I want to write today about a lesser-discussed eating disorder. Food Avoidance Emotional Disorder is no longer a stand-alone diagnosis, as far as I can tell, but has been incorporated under the general ARFID umbrella, as discussed here. It seems to be a very large component of my own issues with food, so maybe I might be able to provide insight into what it’s like.
Imagine you have a major exam coming up. You wake up that morning, very anxious, your stomach in knots. You just can’t face your breakfast. I’m sure you’ve all experienced something like this. It is natural to experience this with any anxiety-inducing event. I remember clearly teasing a groom-to-be when he couldn’t face breakfast on his wedding day. We all had a good laugh, and nobody took it seriously. Sure enough, I later saw him tucking into a large steak during the reception meal.
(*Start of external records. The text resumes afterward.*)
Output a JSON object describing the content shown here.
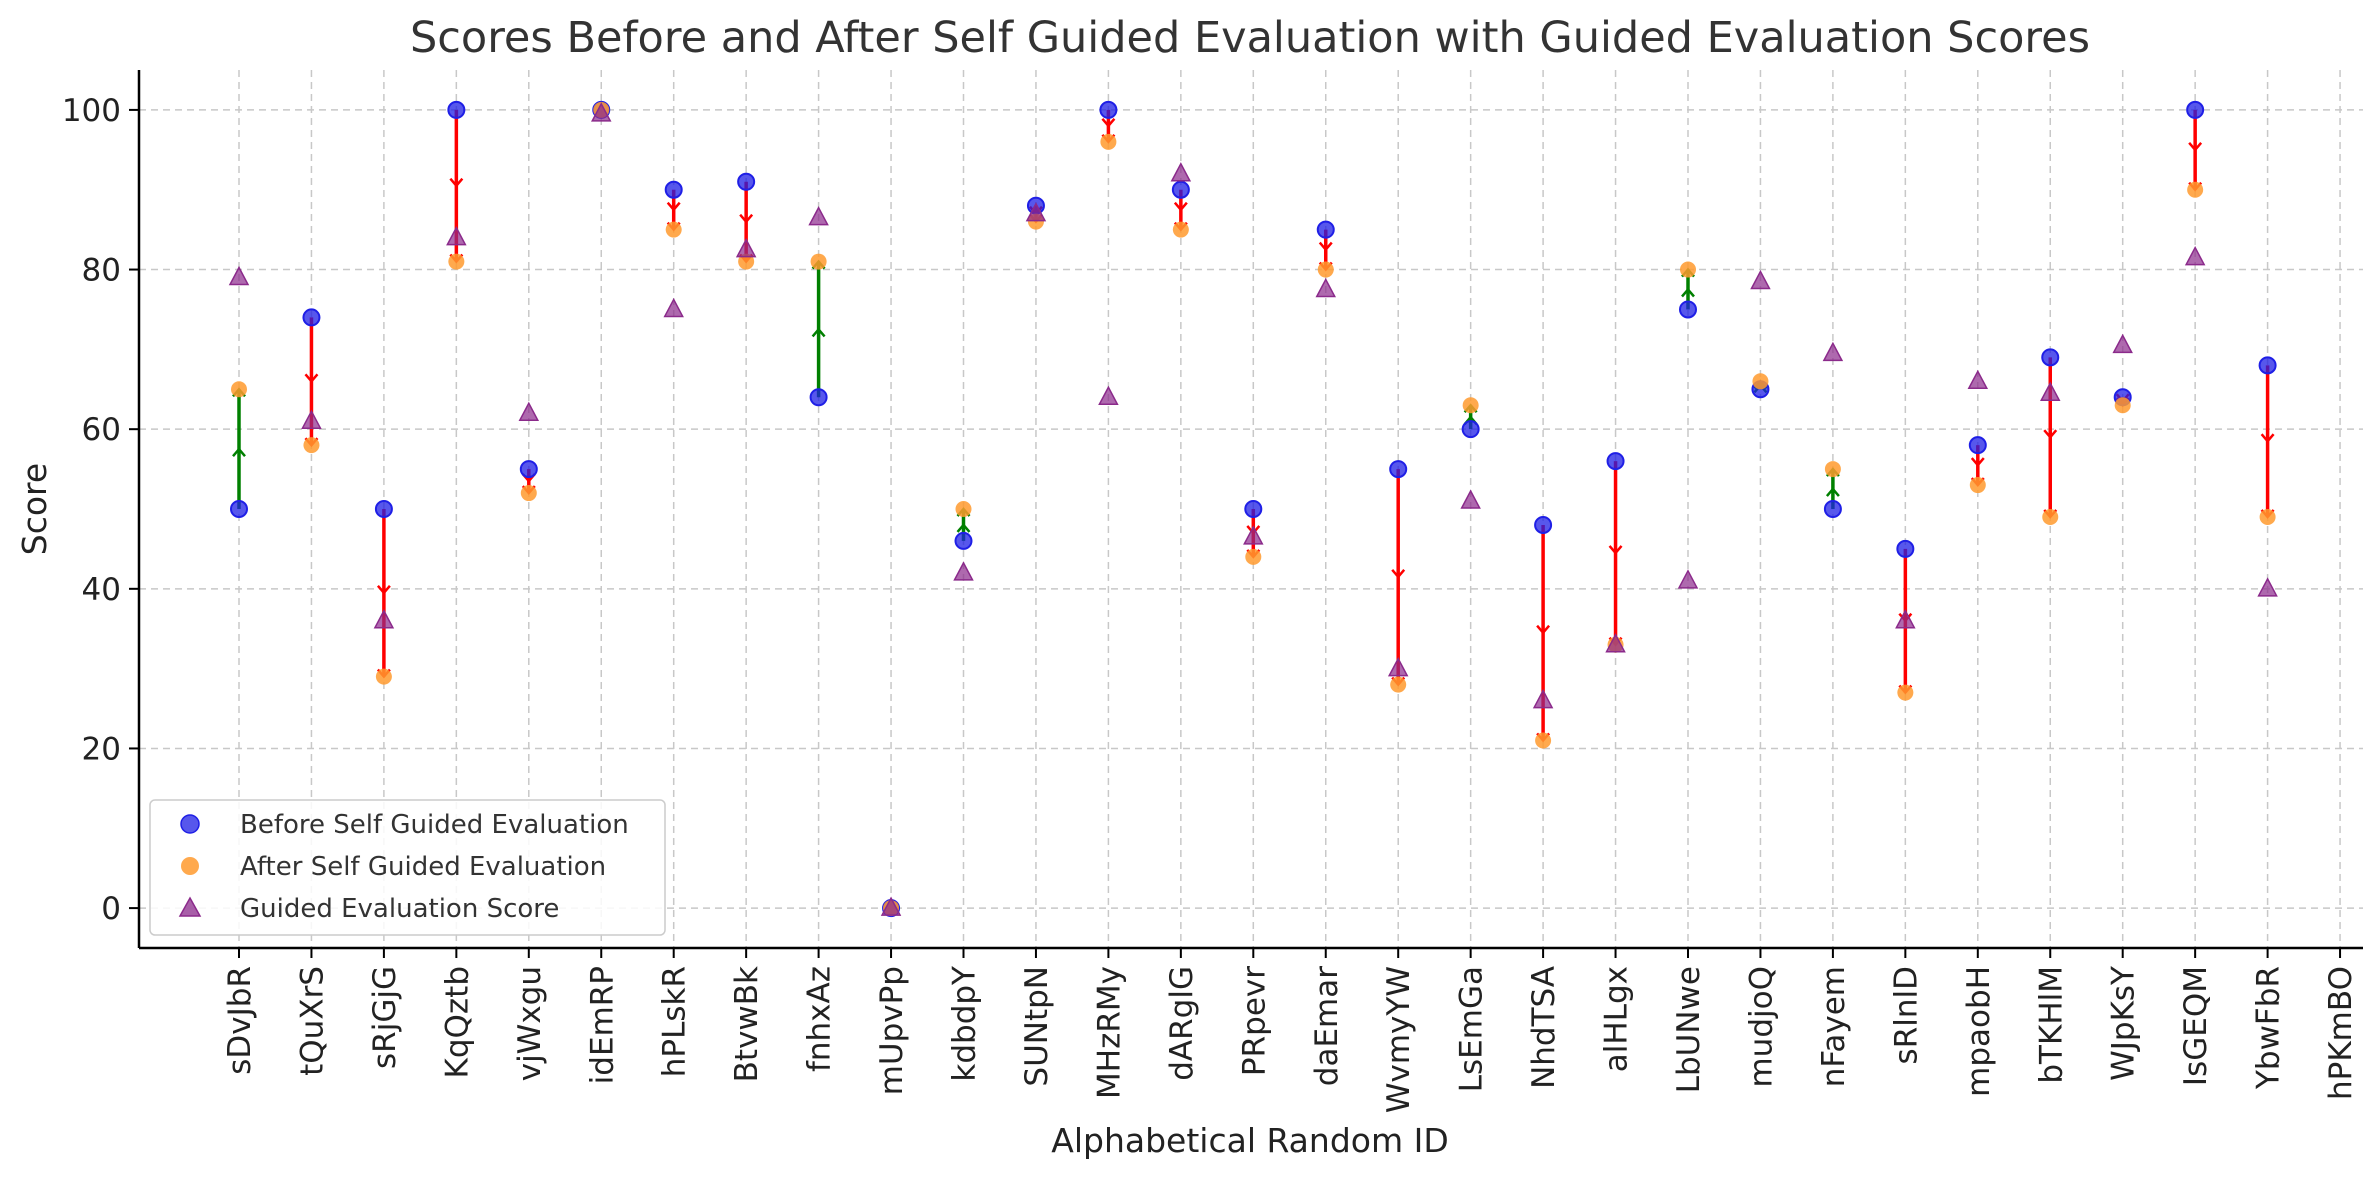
{
  "chart_data": {
    "type": "scatter",
    "title": "Scores Before and After Self Guided Evaluation with Guided Evaluation Scores",
    "xlabel": "Alphabetical Random ID",
    "ylabel": "Score",
    "ylim": [
      -5,
      105
    ],
    "yticks": [
      0,
      20,
      40,
      60,
      80,
      100
    ],
    "grid": true,
    "legend_position": "lower-left",
    "categories": [
      "sDvJbR",
      "tQuXrS",
      "sRjGjG",
      "KqQztb",
      "vjWxgu",
      "idEmRP",
      "hPLskR",
      "BtvwBk",
      "fnhxAz",
      "mUpvPp",
      "kdbdpY",
      "SUNtpN",
      "MHzRMy",
      "dARglG",
      "PRpevr",
      "daEmar",
      "WvmyYW",
      "LsEmGa",
      "NhdTSA",
      "alHLgx",
      "LbUNwe",
      "mudjoQ",
      "nFayem",
      "sRlnlD",
      "mpaobH",
      "bTKHlM",
      "WJpKsY",
      "IsGEQM",
      "YbwFbR",
      "hPKmBO"
    ],
    "series": [
      {
        "name": "Before Self Guided Evaluation",
        "color": "#1f1fe6",
        "marker": "circle",
        "values": [
          50,
          74,
          50,
          100,
          55,
          100,
          90,
          91,
          64,
          0,
          46,
          88,
          100,
          90,
          50,
          85,
          55,
          60,
          48,
          56,
          75,
          65,
          50,
          45,
          58,
          69,
          64,
          100,
          68,
          null
        ]
      },
      {
        "name": "After Self Guided Evaluation",
        "color": "#ff9a2e",
        "marker": "circle",
        "values": [
          65,
          58,
          29,
          81,
          52,
          100,
          85,
          81,
          81,
          0,
          50,
          86,
          96,
          85,
          44,
          80,
          28,
          63,
          21,
          33,
          80,
          66,
          55,
          27,
          53,
          49,
          63,
          90,
          49,
          null
        ]
      },
      {
        "name": "Guided Evaluation Score",
        "color": "#8b2a8b",
        "marker": "triangle",
        "values": [
          79,
          61,
          36,
          84,
          62,
          99.5,
          75,
          82.5,
          86.5,
          0,
          42,
          87,
          64,
          92,
          46.5,
          77.5,
          30,
          51,
          26,
          33,
          41,
          78.5,
          69.5,
          36,
          66,
          64.5,
          70.5,
          81.5,
          40,
          null
        ]
      }
    ],
    "change_colors": {
      "increase": "#008000",
      "decrease": "#ff0000"
    }
  }
}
A more extreme case can be when somebody is experiencing grief, perhaps after the death of a loved one. They are overcome with sadness, and eating is the last thing on their minds. Again, after a day, a week or maybe even a month, and maybe some coaxing with friends, they regain their appetites and things go back to a form of normality.
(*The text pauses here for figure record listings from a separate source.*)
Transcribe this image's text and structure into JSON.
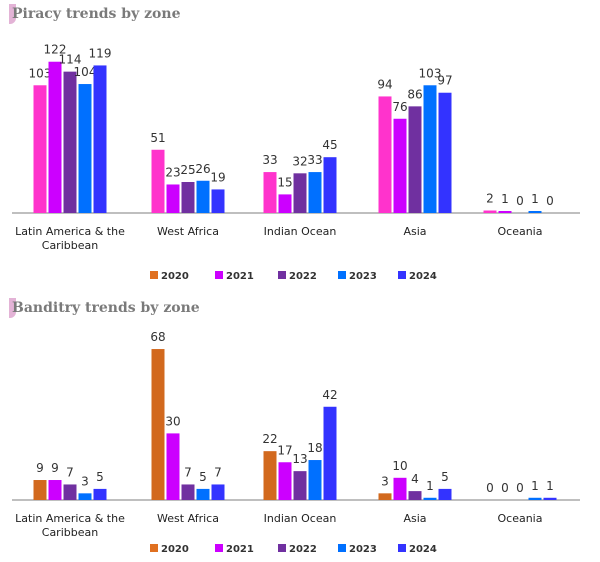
{
  "chart_data": [
    {
      "type": "bar",
      "title": "Piracy trends by zone",
      "categories": [
        "Latin America & the Caribbean",
        "West Africa",
        "Indian Ocean",
        "Asia",
        "Oceania"
      ],
      "series": [
        {
          "name": "2020",
          "color": "#ff33cc",
          "values": [
            103,
            51,
            33,
            94,
            2
          ]
        },
        {
          "name": "2021",
          "color": "#cc00ff",
          "values": [
            122,
            23,
            15,
            76,
            1
          ]
        },
        {
          "name": "2022",
          "color": "#7030a0",
          "values": [
            114,
            25,
            32,
            86,
            0
          ]
        },
        {
          "name": "2023",
          "color": "#0070ff",
          "values": [
            104,
            26,
            33,
            103,
            1
          ]
        },
        {
          "name": "2024",
          "color": "#3333ff",
          "values": [
            119,
            19,
            45,
            97,
            0
          ]
        }
      ],
      "legend_colors": [
        "#e07020",
        "#cc00ff",
        "#7030a0",
        "#0070ff",
        "#3333ff"
      ],
      "legend": "bottom",
      "grid": false
    },
    {
      "type": "bar",
      "title": "Banditry trends by zone",
      "categories": [
        "Latin America & the Caribbean",
        "West Africa",
        "Indian Ocean",
        "Asia",
        "Oceania"
      ],
      "series": [
        {
          "name": "2020",
          "color": "#d2691e",
          "values": [
            9,
            68,
            22,
            3,
            0
          ]
        },
        {
          "name": "2021",
          "color": "#cc00ff",
          "values": [
            9,
            30,
            17,
            10,
            0
          ]
        },
        {
          "name": "2022",
          "color": "#7030a0",
          "values": [
            7,
            7,
            13,
            4,
            0
          ]
        },
        {
          "name": "2023",
          "color": "#0070ff",
          "values": [
            3,
            5,
            18,
            1,
            1
          ]
        },
        {
          "name": "2024",
          "color": "#3333ff",
          "values": [
            5,
            7,
            42,
            5,
            1
          ]
        }
      ],
      "legend_colors": [
        "#e07020",
        "#cc00ff",
        "#7030a0",
        "#0070ff",
        "#3333ff"
      ],
      "legend": "bottom",
      "grid": false
    }
  ]
}
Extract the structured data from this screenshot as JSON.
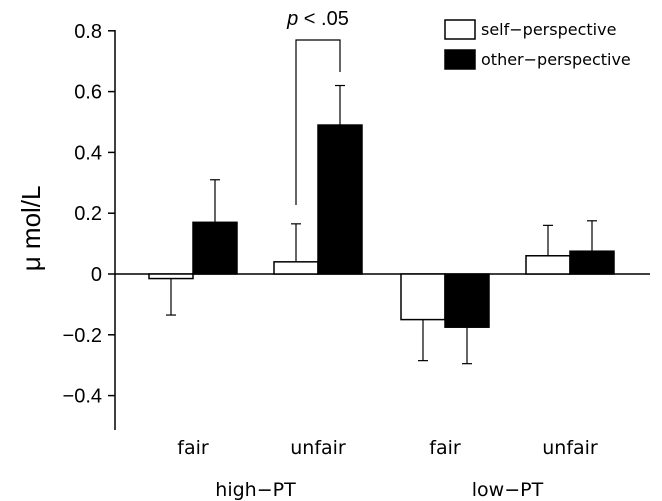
{
  "chart_data": {
    "type": "bar",
    "title": "",
    "xlabel": "",
    "ylabel": "μ mol/L",
    "ylim": [
      -0.5,
      0.8
    ],
    "yticks": [
      {
        "value": 0.8,
        "label": "0.8"
      },
      {
        "value": 0.6,
        "label": "0.6"
      },
      {
        "value": 0.4,
        "label": "0.4"
      },
      {
        "value": 0.2,
        "label": "0.2"
      },
      {
        "value": 0,
        "label": "0"
      },
      {
        "value": -0.2,
        "label": "−0.2"
      },
      {
        "value": -0.4,
        "label": "−0.4"
      }
    ],
    "groups": [
      {
        "label": "high−PT",
        "categories": [
          "fair",
          "unfair"
        ]
      },
      {
        "label": "low−PT",
        "categories": [
          "fair",
          "unfair"
        ]
      }
    ],
    "categories": [
      "fair",
      "unfair",
      "fair",
      "unfair"
    ],
    "series": [
      {
        "name": "self−perspective",
        "color": "#ffffff",
        "values": [
          -0.015,
          0.04,
          -0.15,
          0.06
        ],
        "errors": [
          0.12,
          0.125,
          0.135,
          0.1
        ]
      },
      {
        "name": "other−perspective",
        "color": "#000000",
        "values": [
          0.17,
          0.49,
          -0.175,
          0.075
        ],
        "errors": [
          0.14,
          0.13,
          0.12,
          0.1
        ]
      }
    ],
    "legend_position": "top-right",
    "annotation": {
      "text_italic": "p",
      "text_rest": " < .05",
      "category_index": 1
    },
    "grid": false
  }
}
The above examples are obviously normal human reactions to anxiety or depression. They are temporary and certainly not classified as eating disorders. The disorder occurs when the avoidance of food, the lack of appetite, becomes long term. You lose weight, and in extreme cases you may be hospitalised. Like all the other eating disorders in the ARFID camp, you have absolutely no desire to lose weight, you are not afraid of becoming fat. You are simply too anxious or too depressed to eat. Usually the anxiety or depression are too subtle to gain a diagnosis in their own right. They are there in the background though, effecting your appetite and desire to eat.
This type of eating disorder seems to run in my family. As a young adult, my mother experienced an episode of extreme trauma. As a result, her weight plummeted. She describes it simply as her “stomach closing up”. And when my daughter was being bullied in school, she claimed she was simply “too sad to eat”. In both these cases, their appetites returned when the underlying conditions eased. Which took several long months. But both are still “trigger happy” when it comes to losing their appetites. For example, I’ve seen my mother not being able to continue eating simply because my father said the wrong thing to her during the meal.
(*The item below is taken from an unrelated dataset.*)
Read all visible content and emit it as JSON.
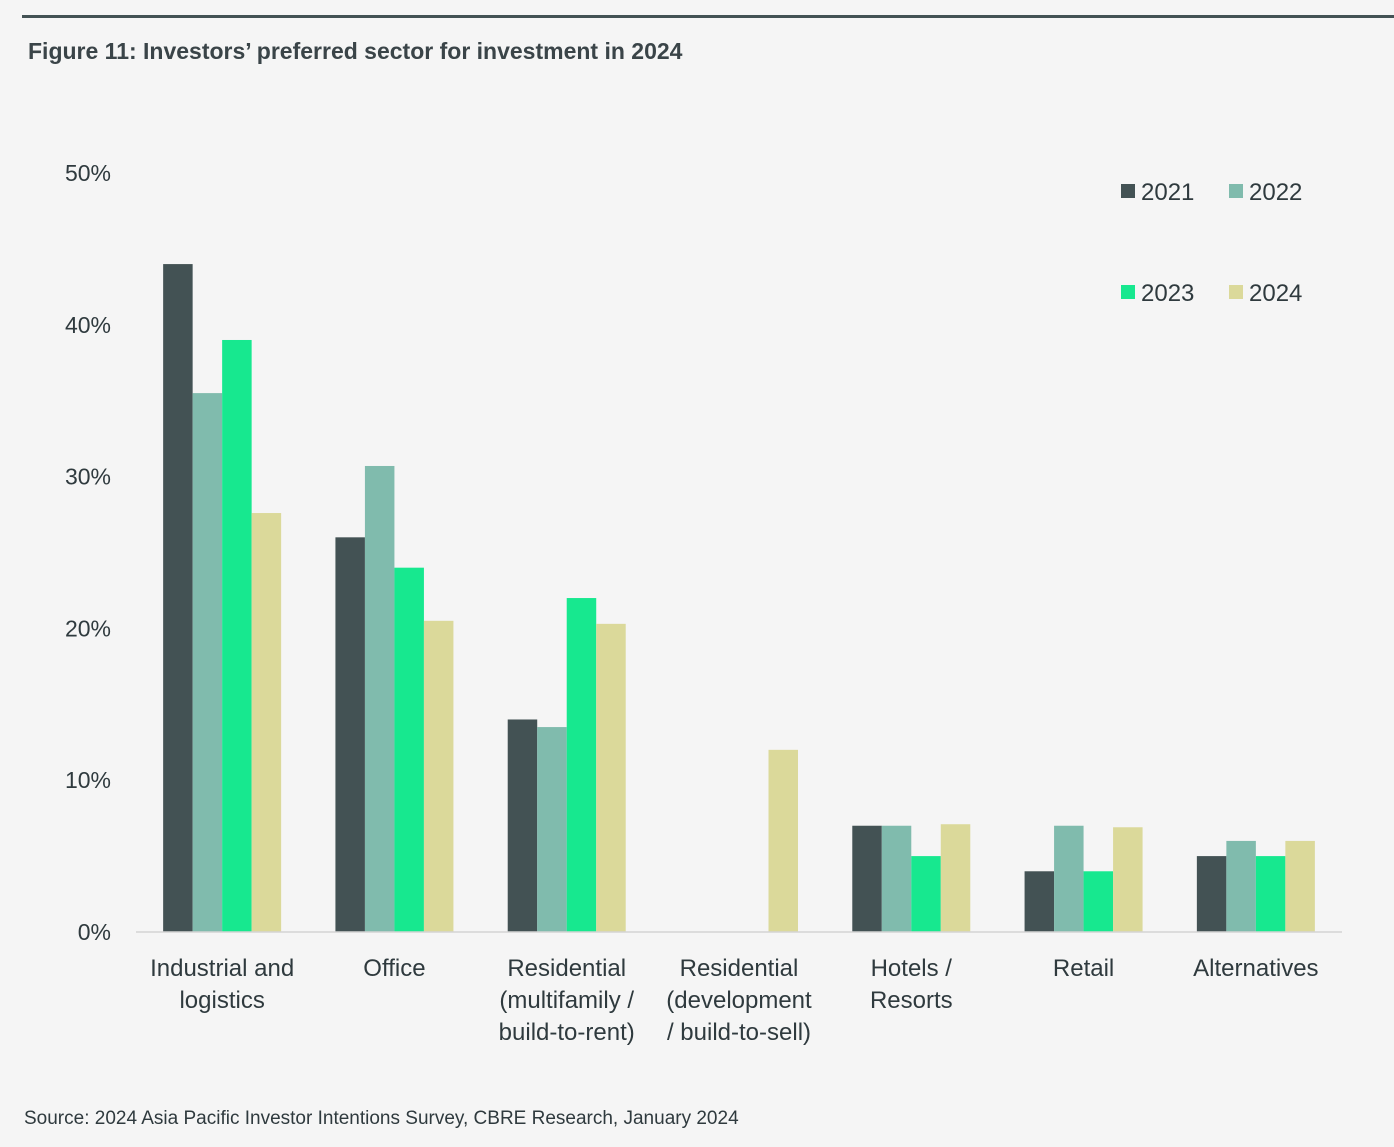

Similarly, I find it impossible to eat when stressed. The worst example is when I am travelling, especially if I have to take a flight. I have often gone the whole journey unable to eat, which can be a problem if the journey takes a whole day. These days I pack milkshakes and smoothies as liquids seem to go down better. But I also suffer a more subtle form of this nearly every day, as I’m stressed and anxious at some point every day. It’s like having “butterflies in my stomach” for hours on end. This has been going on for my whole life, as far back as I can remember.
And so, FAED, while not being the sole cause of my problems with eating, plays a big role. And another reason I really need to work on the stress and anxiety in my everyday life.
[image shows a hand holding a fork, in the foreground. The hand itself is blurry so that the fork, which is in focus, stands out by contrast. In the background is a blurry image of what looks like a very fancy meal.]